Il a fallu à mes amis beaucoup d’insistance pour me convaincre de participer à cette riche journée. Je ne suis pas une spécialiste des médias, et je ne suis pas une scientifique. Tout ce que je peux proposer, c’est de témoigner : depuis dix ans, je suis productrice sur France Culture d’une émission de radio consacrée à l’environnement, donc amenée à parler de sciences sur un média.
J’ai commencé par cet aveu, je ne suis pas une scientifique. C’est pourquoi pendant longtemps, je me suis auto-disqualifiée pour tout ce qui concernait les sciences. Ce n’était pas faute d’intérêt, j’avais souvent envie d’en savoir plus sur les trous noirs, le nucléaire, le climat... A chacune de mes tentatives pour lire un article dans une revue spécialisée, je renonçais au bout de quelques paragraphes. Trop obscur, trop compliqué, hors de ma portée... Je n’étais pas à la hauteur.
Lorsqu’on m’a confié la charge d’une émission sur l’environnement, j’ai attribué ça à une erreur de casting. Ceci dit, je n’étais pas un cas isolé. Nombre de mes confrères et consœurs, littéraires eux aussi, se retrouvaient chargés des questions scientifiques dans différents médias, presse écrite ou audiovisuel. A noter d’ailleurs qu’on les trouvait également dans les rubriques économiques. Certains d’entre eux étaient « appareillés » : on les entourait de sommités de l’Académie des Sciences ou de la Médecine qui choisissaient avec eux les thèmes à traiter et leur indiquaient les bons experts à interroger. Ils n’étaient pas les mieux lotis.
Finalement, mon approche des sciences a été autre, déterminée par ce que je savais faire. En fait, je suis douée pour les langues, c’est un don familial, j’apprends aisément les langues étrangères, quelques mots me suffisent pour comprendre un sens général, retrouver un contexte et même saisir des nuances. Lorsque je me suis plongée dans ces domaines si intimidants, la physique, la chimie, les statistiques, la génétique, la botanique, il m’est vite apparu que les questions de langue étaient primordiales. Comme partout ailleurs, la langue servait à dévoiler, à dissimuler, à suggérer, à égarer ou à attirer. Elle était écran ou ouverture, accueillante ou repoussante.

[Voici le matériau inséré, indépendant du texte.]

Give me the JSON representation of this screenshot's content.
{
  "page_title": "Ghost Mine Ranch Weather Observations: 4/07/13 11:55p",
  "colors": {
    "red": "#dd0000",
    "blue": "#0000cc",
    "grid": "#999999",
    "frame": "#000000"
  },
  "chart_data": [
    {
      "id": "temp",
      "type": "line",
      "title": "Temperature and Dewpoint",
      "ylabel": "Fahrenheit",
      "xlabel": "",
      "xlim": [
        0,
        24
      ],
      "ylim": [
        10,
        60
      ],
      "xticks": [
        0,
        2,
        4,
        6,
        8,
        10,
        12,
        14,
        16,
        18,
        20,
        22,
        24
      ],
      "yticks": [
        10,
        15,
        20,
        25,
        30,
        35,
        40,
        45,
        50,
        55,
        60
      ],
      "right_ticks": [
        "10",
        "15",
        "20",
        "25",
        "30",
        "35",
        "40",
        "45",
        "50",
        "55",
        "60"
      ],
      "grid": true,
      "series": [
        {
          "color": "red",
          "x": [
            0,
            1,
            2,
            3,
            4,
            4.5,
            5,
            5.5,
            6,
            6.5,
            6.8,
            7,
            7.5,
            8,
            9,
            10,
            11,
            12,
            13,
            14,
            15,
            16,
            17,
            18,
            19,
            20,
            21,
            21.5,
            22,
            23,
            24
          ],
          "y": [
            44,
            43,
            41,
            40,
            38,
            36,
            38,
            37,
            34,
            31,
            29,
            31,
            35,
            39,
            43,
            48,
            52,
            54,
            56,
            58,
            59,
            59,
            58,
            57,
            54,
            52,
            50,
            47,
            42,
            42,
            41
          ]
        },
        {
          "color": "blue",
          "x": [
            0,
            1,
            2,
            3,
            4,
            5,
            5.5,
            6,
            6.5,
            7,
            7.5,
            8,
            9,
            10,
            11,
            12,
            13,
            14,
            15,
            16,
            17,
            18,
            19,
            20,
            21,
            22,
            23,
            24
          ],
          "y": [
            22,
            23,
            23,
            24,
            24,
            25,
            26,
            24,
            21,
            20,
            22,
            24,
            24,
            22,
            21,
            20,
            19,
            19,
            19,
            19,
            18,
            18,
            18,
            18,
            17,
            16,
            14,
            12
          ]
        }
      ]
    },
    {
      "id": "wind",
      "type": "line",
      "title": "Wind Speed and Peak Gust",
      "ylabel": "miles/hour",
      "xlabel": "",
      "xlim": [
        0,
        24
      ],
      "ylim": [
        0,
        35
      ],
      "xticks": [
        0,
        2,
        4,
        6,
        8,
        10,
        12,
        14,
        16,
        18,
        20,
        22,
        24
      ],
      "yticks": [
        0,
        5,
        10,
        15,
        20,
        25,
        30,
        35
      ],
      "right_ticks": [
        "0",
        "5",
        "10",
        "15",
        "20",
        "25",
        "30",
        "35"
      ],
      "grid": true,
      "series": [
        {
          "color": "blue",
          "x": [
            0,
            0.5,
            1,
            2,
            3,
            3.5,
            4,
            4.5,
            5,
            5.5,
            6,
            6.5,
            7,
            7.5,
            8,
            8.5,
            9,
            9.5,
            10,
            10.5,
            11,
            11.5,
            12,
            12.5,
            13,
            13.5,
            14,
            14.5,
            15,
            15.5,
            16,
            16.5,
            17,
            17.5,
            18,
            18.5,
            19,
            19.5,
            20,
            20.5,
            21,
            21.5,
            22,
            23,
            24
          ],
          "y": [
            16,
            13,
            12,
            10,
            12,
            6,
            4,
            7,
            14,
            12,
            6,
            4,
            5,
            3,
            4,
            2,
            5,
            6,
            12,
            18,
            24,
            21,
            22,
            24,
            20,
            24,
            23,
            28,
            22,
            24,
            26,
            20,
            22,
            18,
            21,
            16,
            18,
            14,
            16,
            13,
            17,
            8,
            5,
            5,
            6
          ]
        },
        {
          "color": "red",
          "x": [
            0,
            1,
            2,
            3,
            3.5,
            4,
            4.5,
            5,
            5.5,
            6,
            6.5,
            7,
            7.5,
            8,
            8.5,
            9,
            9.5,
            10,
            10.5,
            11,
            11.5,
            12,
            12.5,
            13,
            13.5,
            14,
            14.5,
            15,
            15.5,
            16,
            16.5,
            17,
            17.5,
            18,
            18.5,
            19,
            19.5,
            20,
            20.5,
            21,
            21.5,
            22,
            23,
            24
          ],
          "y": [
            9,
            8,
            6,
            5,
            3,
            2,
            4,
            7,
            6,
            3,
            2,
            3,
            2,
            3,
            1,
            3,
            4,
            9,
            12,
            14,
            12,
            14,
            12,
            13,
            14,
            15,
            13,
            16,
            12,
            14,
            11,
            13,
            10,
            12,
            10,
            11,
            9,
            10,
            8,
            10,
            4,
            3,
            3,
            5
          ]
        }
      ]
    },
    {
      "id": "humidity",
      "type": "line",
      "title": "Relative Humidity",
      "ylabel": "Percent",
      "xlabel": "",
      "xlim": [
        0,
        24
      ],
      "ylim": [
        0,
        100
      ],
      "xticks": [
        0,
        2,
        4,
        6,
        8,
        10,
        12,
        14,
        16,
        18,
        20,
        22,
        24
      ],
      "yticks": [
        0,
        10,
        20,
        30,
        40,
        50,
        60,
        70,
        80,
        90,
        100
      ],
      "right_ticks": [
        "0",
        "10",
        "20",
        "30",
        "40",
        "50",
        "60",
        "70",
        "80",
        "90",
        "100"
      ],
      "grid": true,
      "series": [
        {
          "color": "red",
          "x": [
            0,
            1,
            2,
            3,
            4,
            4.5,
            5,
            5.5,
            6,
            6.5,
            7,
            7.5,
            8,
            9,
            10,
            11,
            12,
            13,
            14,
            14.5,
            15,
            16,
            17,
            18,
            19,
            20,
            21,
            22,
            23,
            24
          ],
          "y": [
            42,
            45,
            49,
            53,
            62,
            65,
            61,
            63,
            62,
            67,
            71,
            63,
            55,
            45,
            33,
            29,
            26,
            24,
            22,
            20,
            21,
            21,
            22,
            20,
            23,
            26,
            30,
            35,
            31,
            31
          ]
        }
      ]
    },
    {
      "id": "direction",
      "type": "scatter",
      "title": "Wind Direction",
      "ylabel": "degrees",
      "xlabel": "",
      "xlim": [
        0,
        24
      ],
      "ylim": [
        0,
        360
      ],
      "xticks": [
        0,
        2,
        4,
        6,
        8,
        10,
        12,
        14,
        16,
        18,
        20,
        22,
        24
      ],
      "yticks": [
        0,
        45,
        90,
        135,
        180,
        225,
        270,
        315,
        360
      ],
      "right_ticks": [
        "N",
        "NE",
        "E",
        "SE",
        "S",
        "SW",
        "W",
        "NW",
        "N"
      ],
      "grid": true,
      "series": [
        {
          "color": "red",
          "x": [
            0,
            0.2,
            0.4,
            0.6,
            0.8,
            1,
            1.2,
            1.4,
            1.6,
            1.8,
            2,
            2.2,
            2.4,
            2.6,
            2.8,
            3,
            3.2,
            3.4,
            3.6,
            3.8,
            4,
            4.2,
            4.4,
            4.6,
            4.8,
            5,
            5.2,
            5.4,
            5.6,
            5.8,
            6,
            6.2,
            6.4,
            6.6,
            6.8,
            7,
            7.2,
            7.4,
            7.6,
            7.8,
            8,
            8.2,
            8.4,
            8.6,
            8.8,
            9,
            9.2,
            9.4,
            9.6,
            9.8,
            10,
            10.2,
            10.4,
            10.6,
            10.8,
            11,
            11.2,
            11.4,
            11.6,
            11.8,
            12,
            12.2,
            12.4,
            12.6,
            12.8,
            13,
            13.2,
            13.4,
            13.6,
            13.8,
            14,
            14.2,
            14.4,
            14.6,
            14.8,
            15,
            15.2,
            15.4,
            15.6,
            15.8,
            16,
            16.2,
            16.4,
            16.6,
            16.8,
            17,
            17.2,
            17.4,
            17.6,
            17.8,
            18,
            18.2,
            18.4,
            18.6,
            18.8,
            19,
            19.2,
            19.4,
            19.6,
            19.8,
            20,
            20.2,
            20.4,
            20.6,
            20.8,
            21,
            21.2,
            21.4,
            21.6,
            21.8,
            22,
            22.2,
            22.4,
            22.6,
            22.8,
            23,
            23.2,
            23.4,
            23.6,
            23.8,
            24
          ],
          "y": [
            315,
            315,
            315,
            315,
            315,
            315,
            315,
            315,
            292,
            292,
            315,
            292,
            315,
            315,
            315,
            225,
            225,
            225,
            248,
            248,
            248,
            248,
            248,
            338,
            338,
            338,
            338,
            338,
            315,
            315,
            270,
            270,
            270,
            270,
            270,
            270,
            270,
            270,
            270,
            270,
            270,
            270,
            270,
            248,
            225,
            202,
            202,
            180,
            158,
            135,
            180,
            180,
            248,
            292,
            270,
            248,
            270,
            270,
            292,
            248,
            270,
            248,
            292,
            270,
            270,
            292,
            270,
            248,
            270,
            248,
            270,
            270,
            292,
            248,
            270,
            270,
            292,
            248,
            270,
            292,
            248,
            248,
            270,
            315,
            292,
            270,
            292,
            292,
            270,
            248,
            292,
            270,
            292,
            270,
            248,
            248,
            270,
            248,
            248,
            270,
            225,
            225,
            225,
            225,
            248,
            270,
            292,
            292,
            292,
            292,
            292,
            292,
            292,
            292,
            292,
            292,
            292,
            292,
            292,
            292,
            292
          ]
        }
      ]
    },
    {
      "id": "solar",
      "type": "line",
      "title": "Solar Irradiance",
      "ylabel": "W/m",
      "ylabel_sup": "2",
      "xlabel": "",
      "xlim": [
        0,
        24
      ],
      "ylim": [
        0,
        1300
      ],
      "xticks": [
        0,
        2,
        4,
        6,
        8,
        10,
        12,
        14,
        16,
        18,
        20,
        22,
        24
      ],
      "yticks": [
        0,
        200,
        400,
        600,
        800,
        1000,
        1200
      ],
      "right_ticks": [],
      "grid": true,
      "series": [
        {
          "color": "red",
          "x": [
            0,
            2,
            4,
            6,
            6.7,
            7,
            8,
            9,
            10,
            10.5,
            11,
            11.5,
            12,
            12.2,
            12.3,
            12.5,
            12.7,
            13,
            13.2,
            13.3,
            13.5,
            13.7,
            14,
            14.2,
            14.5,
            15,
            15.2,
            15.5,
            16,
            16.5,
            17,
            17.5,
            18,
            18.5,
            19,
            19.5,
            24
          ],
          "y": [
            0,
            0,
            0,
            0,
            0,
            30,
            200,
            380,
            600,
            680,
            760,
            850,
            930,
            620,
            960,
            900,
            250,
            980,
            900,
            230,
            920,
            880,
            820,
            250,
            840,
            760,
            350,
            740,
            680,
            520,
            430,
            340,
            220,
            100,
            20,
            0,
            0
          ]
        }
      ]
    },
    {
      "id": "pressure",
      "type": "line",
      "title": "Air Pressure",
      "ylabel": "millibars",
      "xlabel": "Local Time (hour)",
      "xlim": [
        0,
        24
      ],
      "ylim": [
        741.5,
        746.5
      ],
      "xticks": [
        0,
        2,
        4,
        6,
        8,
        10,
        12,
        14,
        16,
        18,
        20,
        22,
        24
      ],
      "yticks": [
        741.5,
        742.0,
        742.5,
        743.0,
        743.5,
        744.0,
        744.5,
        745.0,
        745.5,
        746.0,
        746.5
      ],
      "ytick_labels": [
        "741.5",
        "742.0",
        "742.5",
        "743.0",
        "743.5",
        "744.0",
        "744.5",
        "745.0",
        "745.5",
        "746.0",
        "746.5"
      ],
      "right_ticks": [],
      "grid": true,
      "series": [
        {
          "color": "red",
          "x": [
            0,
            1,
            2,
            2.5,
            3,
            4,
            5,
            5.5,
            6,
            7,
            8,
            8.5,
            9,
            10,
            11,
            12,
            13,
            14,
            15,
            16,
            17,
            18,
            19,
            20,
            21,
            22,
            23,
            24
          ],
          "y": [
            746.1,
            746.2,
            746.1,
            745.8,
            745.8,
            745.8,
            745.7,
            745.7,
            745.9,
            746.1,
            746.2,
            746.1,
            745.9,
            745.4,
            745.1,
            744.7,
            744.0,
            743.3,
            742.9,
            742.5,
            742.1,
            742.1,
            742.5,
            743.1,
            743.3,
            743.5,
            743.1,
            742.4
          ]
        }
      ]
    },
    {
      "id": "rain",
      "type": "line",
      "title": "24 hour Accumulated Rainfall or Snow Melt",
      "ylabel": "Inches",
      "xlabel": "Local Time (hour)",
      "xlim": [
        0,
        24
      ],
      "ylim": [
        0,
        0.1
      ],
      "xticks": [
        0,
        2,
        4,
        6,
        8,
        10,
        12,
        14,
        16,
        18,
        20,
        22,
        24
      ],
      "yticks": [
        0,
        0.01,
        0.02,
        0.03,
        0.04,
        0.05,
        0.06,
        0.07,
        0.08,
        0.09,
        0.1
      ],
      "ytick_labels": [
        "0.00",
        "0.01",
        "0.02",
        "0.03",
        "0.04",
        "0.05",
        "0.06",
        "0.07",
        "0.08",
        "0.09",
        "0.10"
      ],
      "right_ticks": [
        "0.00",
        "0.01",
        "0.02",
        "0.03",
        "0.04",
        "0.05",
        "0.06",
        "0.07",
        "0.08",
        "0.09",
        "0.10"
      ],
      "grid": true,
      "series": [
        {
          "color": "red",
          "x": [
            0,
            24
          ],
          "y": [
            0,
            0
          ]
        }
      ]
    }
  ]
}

C’est vrai, dans les textes scientifiques que j’ai été amenée à lire pour préparer mes émissions, il y a des formules, des vocables, des descriptions que j’ai du mal à retenir ou même à comprendre. Mais si j’évoque un cross-fed, un shunt ou un effet de gauche-droite, rares sont ceux qui sauront de quoi il est question. Ce qui n’empêchera personne de comprendre l’émission de radio qui a été mixée en studio avec des collègues dont je partage la langue.
Ce qui est intéressant pour les citoyens que nous sommes, dans les sciences, ce n’est pas la cuisine interne, la langue du métier, ni même les arguties sur tel ou tel point qui fait débat entre virtuoses. Ce que nous voulons connaître, c’est tout ce qu’il y a autour : qui a décidé de lancer telle recherche et dans quel but ? Quelles sont les conséquences de telle manipulation et pour qui ? Qu’est-ce qui est nécessaire, désirable, utile, voulu ?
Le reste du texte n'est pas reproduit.